It's time once again to prognosticate expected changes to the coming year.  With a "new" governor in Sacramento, things could get interesting. However, Governor Brown can probably be expected to stay the course regarding renewables policy, though he's less likely to veto "California-centric" 33% RPS legislation.  His stated energy policies are virtually identical to his predecessor’s, so there is little reason to expect significant changes, particularly as he focuses on resolving the state’s fiscal crisis.  Brown does have two CPUC Commissioner positions to fill, as well as one CEC Commissioner and two CAISO Governors.  How soon he fills those positions – and who he appoints – should give an idea of whether he intends any early redirection of regulatory energy.

CPUC
Departed Commissioners Bohn and Grueneich represented the “extreme” positions on the CPUC (though with most Commission votes at 5 to 0, the distance between the extremes is not that great).  The Governor’s choices to replace them should give an idea of whether he plans a significant shift in CPUC policy.  Since the Commission has generally mirrored the Governor’s stated energy policy, there is no reason to expect any significant changes.  The current flow of events does, however, suggest some potential opportunities and challenges in 2011.

Resource Adequacy 
The CAISO has started the ball rolling toward reconsideration of some kind of centralized capacity market by asking the Commission to consider load following characteristics for resource adequacy.  The need to develop renewable integration products and maintain some level of viability for non-contracted conventional generation resources, should provide new life for a capacity payment mechanism.  The key to consideration of a capacity mechanism will be in emphasizing the need for resources available to integrate renewables.  If carefully handled, acknowledging the need for payment mechanisms to offset energy market price reductions could provide basis for new capacity market, though it will take 18 to 24 months to get anything adopted.
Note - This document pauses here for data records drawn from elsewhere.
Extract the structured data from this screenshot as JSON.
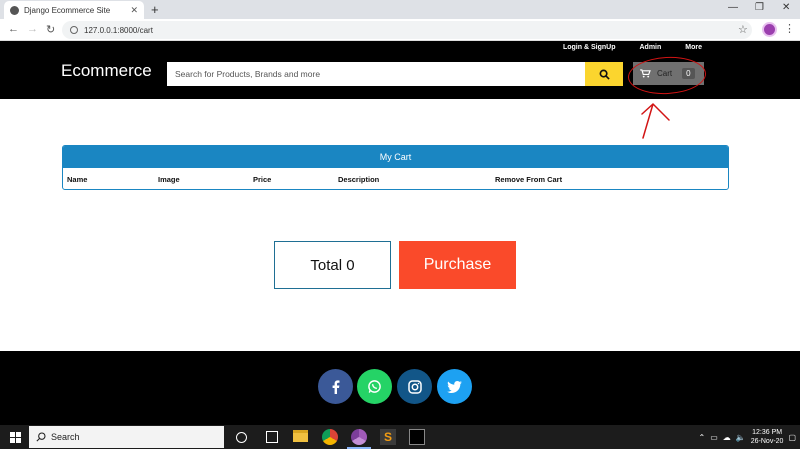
{
  "browser": {
    "tab_title": "Django Ecommerce Site",
    "tab_close": "✕",
    "new_tab": "+",
    "url": "127.0.0.1:8000/cart",
    "window_controls": [
      "—",
      "❐",
      "✕"
    ]
  },
  "header": {
    "brand": "Ecommerce",
    "links": [
      "Login & SignUp",
      "Admin",
      "More"
    ],
    "search_placeholder": "Search for Products, Brands and more",
    "cart_label": "Cart",
    "cart_count": "0"
  },
  "cart": {
    "title": "My Cart",
    "columns": [
      "Name",
      "Image",
      "Price",
      "Description",
      "Remove From Cart"
    ]
  },
  "summary": {
    "total_label": "Total 0",
    "purchase_label": "Purchase"
  },
  "footer": {
    "social_icons": [
      "facebook-icon",
      "whatsapp-icon",
      "instagram-icon",
      "twitter-icon"
    ],
    "colors": {
      "facebook": "#3b5998",
      "whatsapp": "#25d366",
      "instagram": "#125688",
      "twitter": "#1da1f2"
    }
  },
  "taskbar": {
    "search_label": "Search",
    "time": "12:36 PM",
    "date": "26-Nov-20"
  },
  "colors": {
    "header_bg": "#000000",
    "search_button": "#fbd52e",
    "cart_header": "#1a86c2",
    "purchase_button": "#fa4a2a",
    "annotation": "#d21414"
  }
}
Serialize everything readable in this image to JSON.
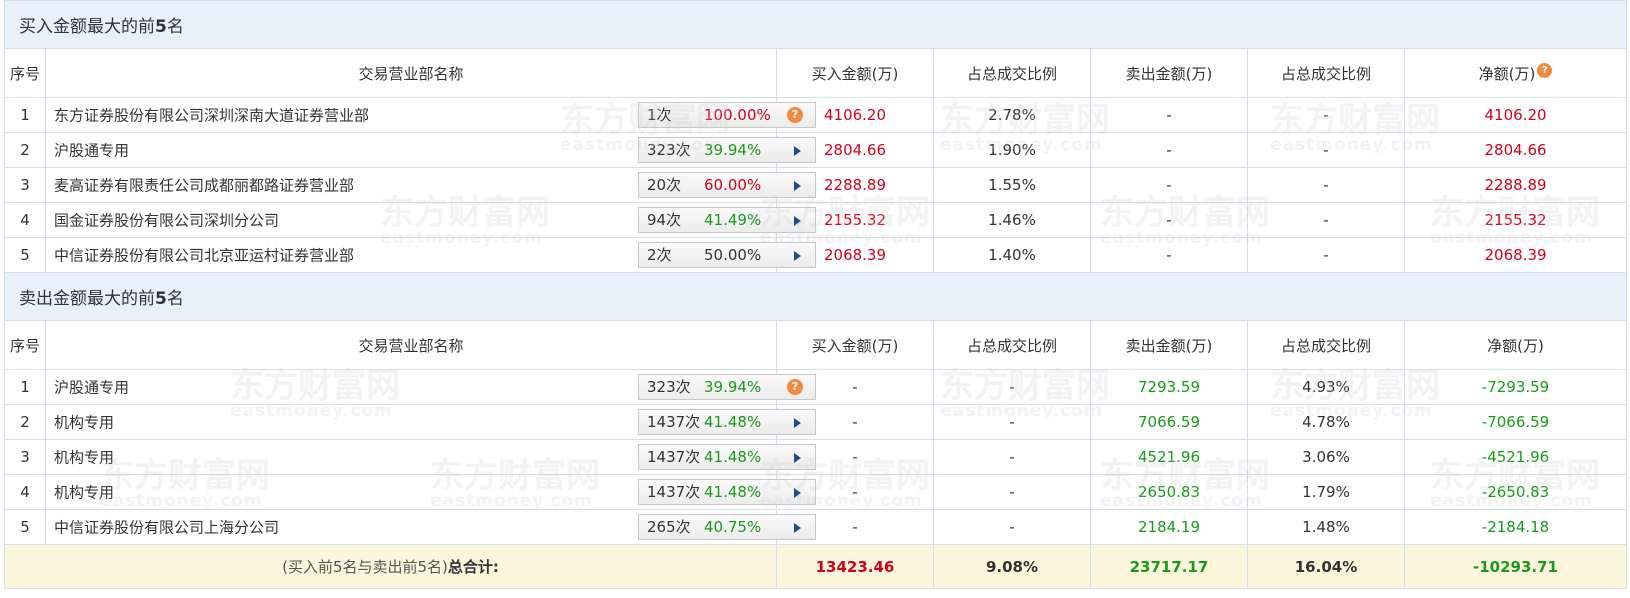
{
  "buy_section": {
    "title_prefix": "买入金额最大的前",
    "title_num": "5",
    "title_suffix": "名",
    "headers": {
      "idx": "序号",
      "name": "交易营业部名称",
      "buy": "买入金额(万)",
      "buy_ratio": "占总成交比例",
      "sell": "卖出金额(万)",
      "sell_ratio": "占总成交比例",
      "net": "净额(万)"
    },
    "rows": [
      {
        "idx": "1",
        "name": "东方证券股份有限公司深圳深南大道证券营业部",
        "count": "1次",
        "pct": "100.00%",
        "pct_color": "red",
        "icon": "question-icon",
        "buy": "4106.20",
        "buy_ratio": "2.78%",
        "sell": "-",
        "sell_ratio": "-",
        "net": "4106.20"
      },
      {
        "idx": "2",
        "name": "沪股通专用",
        "count": "323次",
        "pct": "39.94%",
        "pct_color": "green",
        "icon": "arrow-right-icon",
        "buy": "2804.66",
        "buy_ratio": "1.90%",
        "sell": "-",
        "sell_ratio": "-",
        "net": "2804.66"
      },
      {
        "idx": "3",
        "name": "麦高证券有限责任公司成都丽都路证券营业部",
        "count": "20次",
        "pct": "60.00%",
        "pct_color": "red",
        "icon": "arrow-right-icon",
        "buy": "2288.89",
        "buy_ratio": "1.55%",
        "sell": "-",
        "sell_ratio": "-",
        "net": "2288.89"
      },
      {
        "idx": "4",
        "name": "国金证券股份有限公司深圳分公司",
        "count": "94次",
        "pct": "41.49%",
        "pct_color": "green",
        "icon": "arrow-right-icon",
        "buy": "2155.32",
        "buy_ratio": "1.46%",
        "sell": "-",
        "sell_ratio": "-",
        "net": "2155.32"
      },
      {
        "idx": "5",
        "name": "中信证券股份有限公司北京亚运村证券营业部",
        "count": "2次",
        "pct": "50.00%",
        "pct_color": "normal",
        "icon": "arrow-right-icon",
        "buy": "2068.39",
        "buy_ratio": "1.40%",
        "sell": "-",
        "sell_ratio": "-",
        "net": "2068.39"
      }
    ]
  },
  "sell_section": {
    "title_prefix": "卖出金额最大的前",
    "title_num": "5",
    "title_suffix": "名",
    "headers": {
      "idx": "序号",
      "name": "交易营业部名称",
      "buy": "买入金额(万)",
      "buy_ratio": "占总成交比例",
      "sell": "卖出金额(万)",
      "sell_ratio": "占总成交比例",
      "net": "净额(万)"
    },
    "rows": [
      {
        "idx": "1",
        "name": "沪股通专用",
        "count": "323次",
        "pct": "39.94%",
        "pct_color": "green",
        "icon": "question-icon",
        "buy": "-",
        "buy_ratio": "-",
        "sell": "7293.59",
        "sell_ratio": "4.93%",
        "net": "-7293.59"
      },
      {
        "idx": "2",
        "name": "机构专用",
        "count": "1437次",
        "pct": "41.48%",
        "pct_color": "green",
        "icon": "arrow-right-icon",
        "buy": "-",
        "buy_ratio": "-",
        "sell": "7066.59",
        "sell_ratio": "4.78%",
        "net": "-7066.59"
      },
      {
        "idx": "3",
        "name": "机构专用",
        "count": "1437次",
        "pct": "41.48%",
        "pct_color": "green",
        "icon": "arrow-right-icon",
        "buy": "-",
        "buy_ratio": "-",
        "sell": "4521.96",
        "sell_ratio": "3.06%",
        "net": "-4521.96"
      },
      {
        "idx": "4",
        "name": "机构专用",
        "count": "1437次",
        "pct": "41.48%",
        "pct_color": "green",
        "icon": "arrow-right-icon",
        "buy": "-",
        "buy_ratio": "-",
        "sell": "2650.83",
        "sell_ratio": "1.79%",
        "net": "-2650.83"
      },
      {
        "idx": "5",
        "name": "中信证券股份有限公司上海分公司",
        "count": "265次",
        "pct": "40.75%",
        "pct_color": "green",
        "icon": "arrow-right-icon",
        "buy": "-",
        "buy_ratio": "-",
        "sell": "2184.19",
        "sell_ratio": "1.48%",
        "net": "-2184.18"
      }
    ]
  },
  "total": {
    "label_prefix": "(买入前5名与卖出前5名)",
    "label_bold": "总合计:",
    "buy": "13423.46",
    "buy_ratio": "9.08%",
    "sell": "23717.17",
    "sell_ratio": "16.04%",
    "net": "-10293.71"
  },
  "watermark": {
    "cn": "东方财富网",
    "en": "eastmoney.com"
  },
  "colors": {
    "red": "#d0021b",
    "green": "#1a9a1a",
    "header_bg": "#e8f1fa",
    "total_bg": "#fbf6dc",
    "border": "#cfe0ee"
  }
}
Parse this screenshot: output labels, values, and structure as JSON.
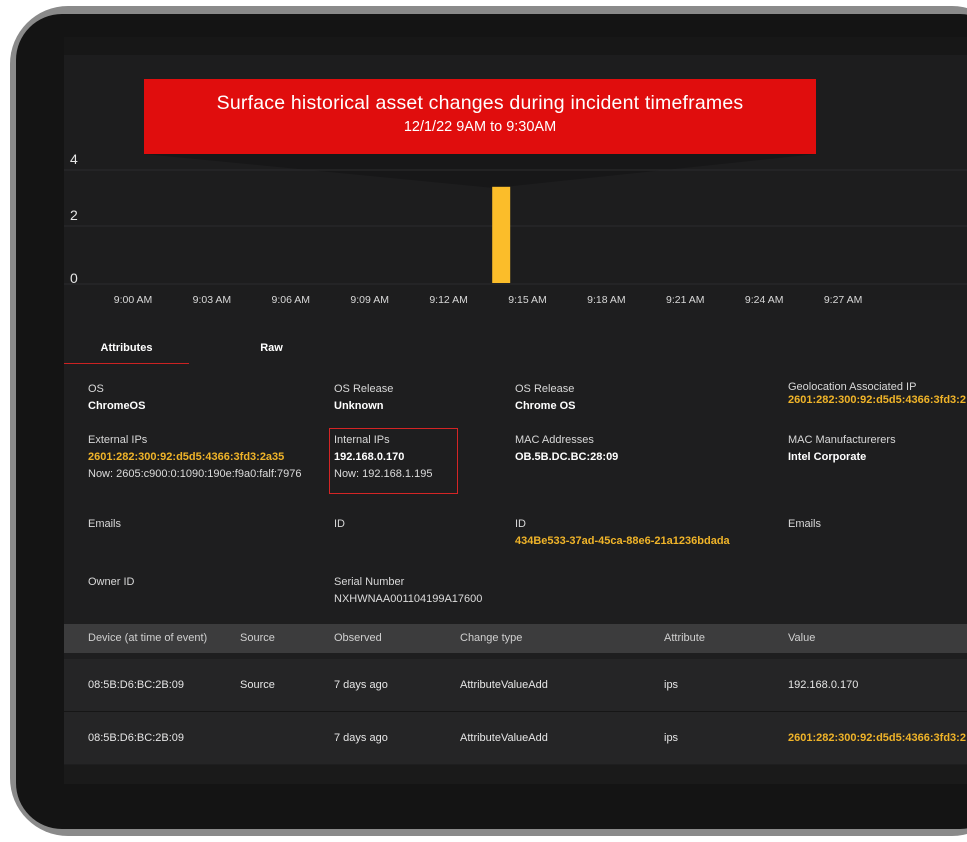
{
  "banner": {
    "title": "Surface historical asset changes during incident timeframes",
    "subtitle": "12/1/22 9AM to 9:30AM",
    "color": "#e00d0d"
  },
  "chart_data": {
    "type": "bar",
    "title": "",
    "xlabel": "",
    "ylabel": "",
    "y_ticks": [
      "4",
      "2",
      "0"
    ],
    "ylim": [
      0,
      4
    ],
    "x_ticks": [
      "9:00 AM",
      "9:03 AM",
      "9:06 AM",
      "9:09 AM",
      "9:12 AM",
      "9:15 AM",
      "9:18 AM",
      "9:21 AM",
      "9:24 AM",
      "9:27 AM"
    ],
    "bars": [
      {
        "x": "9:14 AM",
        "value": 3.4
      }
    ],
    "bar_color": "#fbbd2a",
    "grid": true
  },
  "tabs": [
    {
      "label": "Attributes",
      "active": true
    },
    {
      "label": "Raw",
      "active": false
    }
  ],
  "attributes": {
    "os": {
      "label": "OS",
      "value": "ChromeOS"
    },
    "os_release_1": {
      "label": "OS Release",
      "value": "Unknown"
    },
    "os_release_2": {
      "label": "OS Release",
      "value": "Chrome OS"
    },
    "geo_ip": {
      "label": "Geolocation Associated IP",
      "value": "2601:282:300:92:d5d5:4366:3fd3:2"
    },
    "external_ips": {
      "label": "External IPs",
      "value": "2601:282:300:92:d5d5:4366:3fd3:2a35",
      "now": "Now: 2605:c900:0:1090:190e:f9a0:falf:7976"
    },
    "internal_ips": {
      "label": "Internal IPs",
      "value": "192.168.0.170",
      "now": "Now: 192.168.1.195"
    },
    "mac_addresses": {
      "label": "MAC Addresses",
      "value": "OB.5B.DC.BC:28:09"
    },
    "mac_manufacturers": {
      "label": "MAC Manufacturerers",
      "value": "Intel Corporate"
    },
    "emails_1": {
      "label": "Emails"
    },
    "id_1": {
      "label": "ID"
    },
    "id_2": {
      "label": "ID",
      "value": "434Be533-37ad-45ca-88e6-21a1236bdada"
    },
    "emails_2": {
      "label": "Emails"
    },
    "owner_id": {
      "label": "Owner ID"
    },
    "serial": {
      "label": "Serial Number",
      "value": "NXHWNAA001104199A17600"
    }
  },
  "table": {
    "headers": [
      "Device (at time of event)",
      "Source",
      "Observed",
      "Change type",
      "Attribute",
      "Value"
    ],
    "rows": [
      [
        "08:5B:D6:BC:2B:09",
        "Source",
        "7 days ago",
        "AttributeValueAdd",
        "ips",
        "192.168.0.170"
      ],
      [
        "08:5B:D6:BC:2B:09",
        "",
        "7 days ago",
        "AttributeValueAdd",
        "ips",
        "2601:282:300:92:d5d5:4366:3fd3:2"
      ]
    ]
  },
  "colors": {
    "accent_yellow": "#f0b429",
    "highlight_red": "#d42525",
    "background": "#1e1e1f"
  }
}
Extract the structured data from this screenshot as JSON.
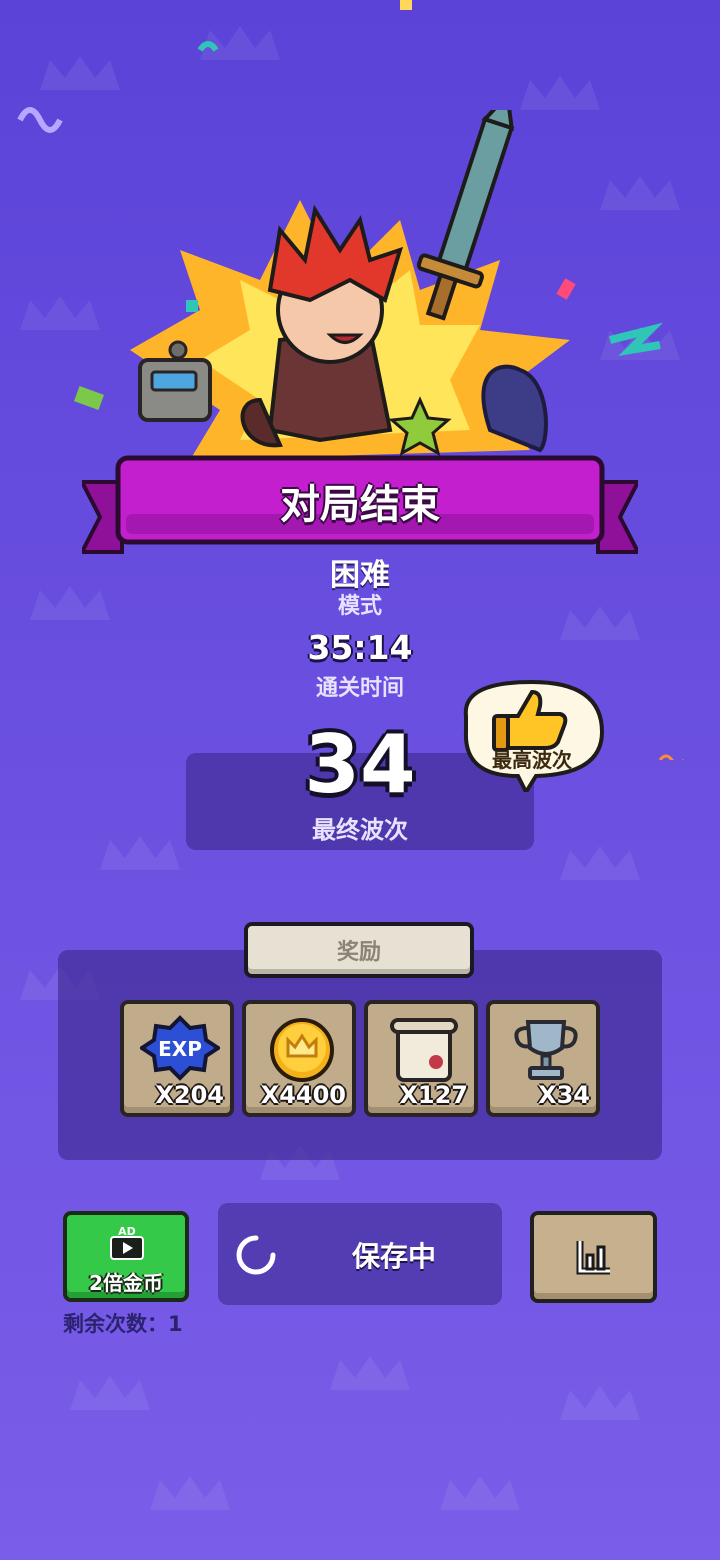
{
  "header": {
    "title": "对局结束"
  },
  "mode": {
    "value": "困难",
    "label": "模式"
  },
  "clear_time": {
    "value": "35:14",
    "label": "通关时间"
  },
  "final_wave": {
    "value": "34",
    "label": "最终波次",
    "best_badge": "最高波次"
  },
  "rewards": {
    "tab_label": "奖励",
    "items": [
      {
        "icon": "exp-badge-icon",
        "count": "X204"
      },
      {
        "icon": "gold-coin-icon",
        "count": "X4400"
      },
      {
        "icon": "scroll-icon",
        "count": "X127"
      },
      {
        "icon": "trophy-icon",
        "count": "X34"
      }
    ]
  },
  "actions": {
    "ad_badge": "AD",
    "ad_button_label": "2倍金币",
    "remaining_text": "剩余次数：1",
    "save_label": "保存中",
    "stats_icon": "stats-chart-icon"
  },
  "colors": {
    "background": "#5b43d8",
    "ribbon": "#c31fcf",
    "ad_button": "#35c94a",
    "card": "#c0ac8b"
  }
}
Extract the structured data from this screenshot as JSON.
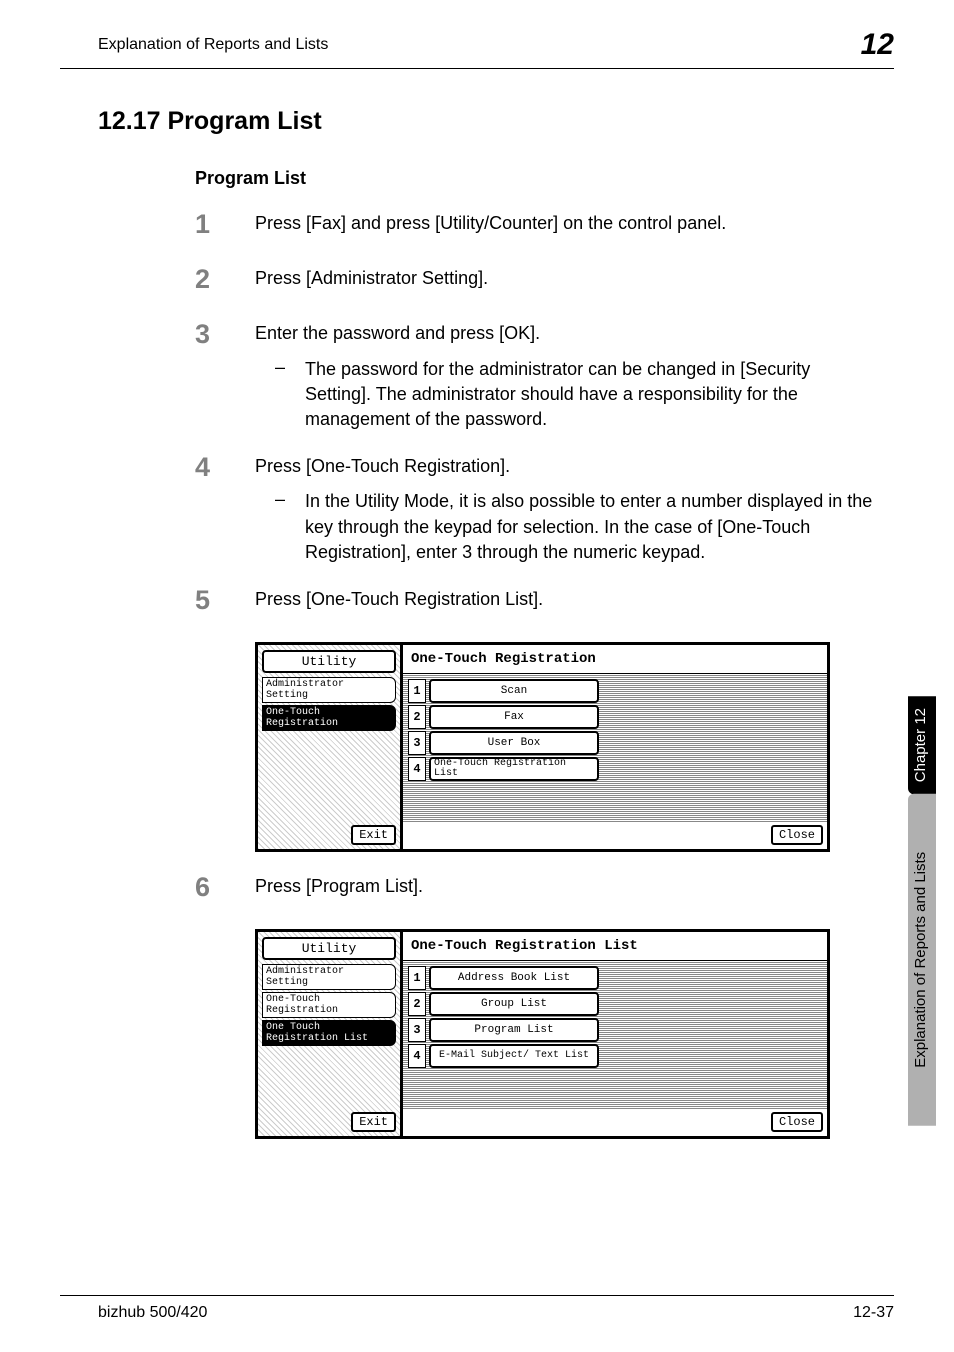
{
  "header": {
    "title": "Explanation of Reports and Lists",
    "number": "12"
  },
  "section": {
    "heading": "12.17  Program List",
    "subheading": "Program List"
  },
  "steps": {
    "s1": {
      "num": "1",
      "text": "Press [Fax] and press [Utility/Counter] on the control panel."
    },
    "s2": {
      "num": "2",
      "text": "Press [Administrator Setting]."
    },
    "s3": {
      "num": "3",
      "text": "Enter the password and press [OK].",
      "sub": "The password for the administrator can be changed in [Security Setting]. The administrator should have a responsibility for the management of the password."
    },
    "s4": {
      "num": "4",
      "text": "Press [One-Touch Registration].",
      "sub": "In the Utility Mode, it is also possible to enter a number displayed in the key through the keypad for selection. In the case of [One-Touch Registration], enter 3 through the numeric keypad."
    },
    "s5": {
      "num": "5",
      "text": "Press [One-Touch Registration List]."
    },
    "s6": {
      "num": "6",
      "text": "Press [Program List]."
    }
  },
  "screenshot1": {
    "leftTitle": "Utility",
    "crumb1": "Administrator Setting",
    "crumb2": "One-Touch Registration",
    "exit": "Exit",
    "rightTitle": "One-Touch Registration",
    "item1num": "1",
    "item1": "Scan",
    "item2num": "2",
    "item2": "Fax",
    "item3num": "3",
    "item3": "User Box",
    "item4num": "4",
    "item4": "One-Touch Registration List",
    "close": "Close"
  },
  "screenshot2": {
    "leftTitle": "Utility",
    "crumb1": "Administrator Setting",
    "crumb2": "One-Touch Registration",
    "crumb3": "One Touch Registration List",
    "exit": "Exit",
    "rightTitle": "One-Touch Registration List",
    "item1num": "1",
    "item1": "Address Book List",
    "item2num": "2",
    "item2": "Group List",
    "item3num": "3",
    "item3": "Program List",
    "item4num": "4",
    "item4": "E-Mail Subject/ Text List",
    "close": "Close"
  },
  "tab": {
    "black": "Chapter 12",
    "gray": "Explanation of Reports and Lists"
  },
  "footer": {
    "left": "bizhub 500/420",
    "right": "12-37"
  },
  "dash": "–"
}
Long Term Procurement Planning
The first quarter will be the time to establish an out-of-the-box approach for new generation development.  IOU plans are likely to show minimal need for new resources.  Combination of slow economic recovery - less load growth[1], optimistic RPS and CHP forecasts - 2000 MW of new CHP seems excessive, IOU PV programs and RAM impacts are all likely to focus resource acquisition on replacing OTC units and supporting renewable integration.  Absent an explicit requirement to replace OTC generation with new flexible resources, the IOUs’ bundled customer service plan is likely to call for virtually no new gas-fired generation.  To the extent that OTC resource owners are able to come up with some kind of voluntary OTC replacement plan, they may be able to use it to justify new generation.  Whether the result will be a specific OTC replacement program or some kind of RFO “bonus” for OTC replacement remains to be seen.  This could be the year that a coherent OTC replacement policy gets serious consideration.

Smart Grid
A Smart Grid administrative structure will continue to develop.  Smart Meter brouhaha will dissipate as actual radio emissions impacts are understood.  Some sort of wired option - using landline telecom, perhaps - may become available as alternative for complainers, at their cost.  The idea of making smart meter installation optional is not likely to get much traction unless PG&E bungles things yet again.  Continued talk of smart grid as new killer app without any real consumer impact.  IOUs (particularly SCE) will push for money for grid improvements that improve reliability and operations.  ISO will continue to implement small changes, third party data entities will continue to participate with little in the way of meaningful business opportunity.

Electric Vehicles
The impact of EVs on the grid will remain trivial.  Price point and range limitations are likely to restrain enthusiasm.  The key to EV success may hinge on development of “battery service providers” that will facilitate battery swapping or other fast “refueling” options and change the equation for EV ownership.  Shake out will most likely evolve over the next two to four years as winning battery design and business models become apparent.  Long-term battery standardization and servicing model will be key to EV success.  Regulatory success will include the development of sub-metering rules that will not rely on utility ownership or control.  So far, the CPUC appears to be headed in the right direction – not attempting to put competitive EV service providers in the same category (and with the same restrictions) as electric utilities.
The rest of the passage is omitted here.